Example CI Script (Bash/cURL)

#!/bin/bash
# 1. Trigger the experiment run
RESPONSE=$(curl -s -X POST "$EVALFORGE_URL/api/v1/execution/run?experiment_id=12&variant_id=45")
JOB_ID=$(echo $RESPONSE | jq -r '.job_id')

# 2. Poll for completion
STATUS="pending"
while [ "$STATUS" != "completed" ]; do
  sleep 5
  STATUS_RESP=$(curl -s "$EVALFORGE_URL/api/v1/jobs/$JOB_ID")
  STATUS=$(echo $STATUS_RESP | jq -r '.status')
  
  if [ "$STATUS" == "failed" ]; then
    echo "Evaluation job failed!"
    exit 1
  fi
done

# 3. Evaluate results
EVAL_RESP=$(curl -s -X POST "$EVALFORGE_URL/api/v1/evaluation/run/$JOB_ID/evaluate")

# 4. Check Regressions API
REGRESSIONS=$(curl -s "$EVALFORGE_URL/api/v1/monitoring/regressions?metric=exact_match&threshold=0.1")
HAS_REGRESSIONS=$(echo $REGRESSIONS | jq -r '.has_regressions')

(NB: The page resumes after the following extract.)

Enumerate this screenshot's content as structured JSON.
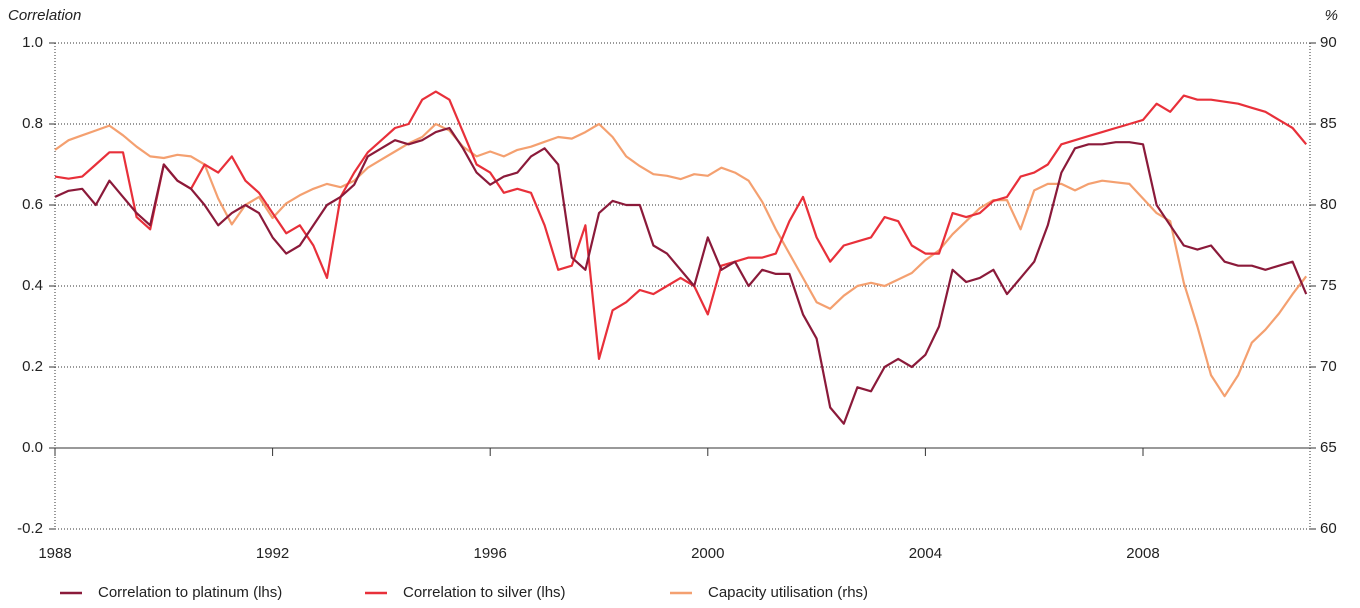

if [ "$HAS_REGRESSIONS" == "true" ]; then
  echo "❌ PR blocked: Quality regression detected!"
  exit 1
else
  echo "✅ Evaluation passed! Safe to merge."
fi

Monitoring & Alerts

Use the /monitoring/regressions API endpoint periodically (e.g., via a cron job) to monitor live score trends. If the rolling average of a specific metric drops below historical baselines, you can wire this up to PagerDuty or Slack to alert your engineering team immediately.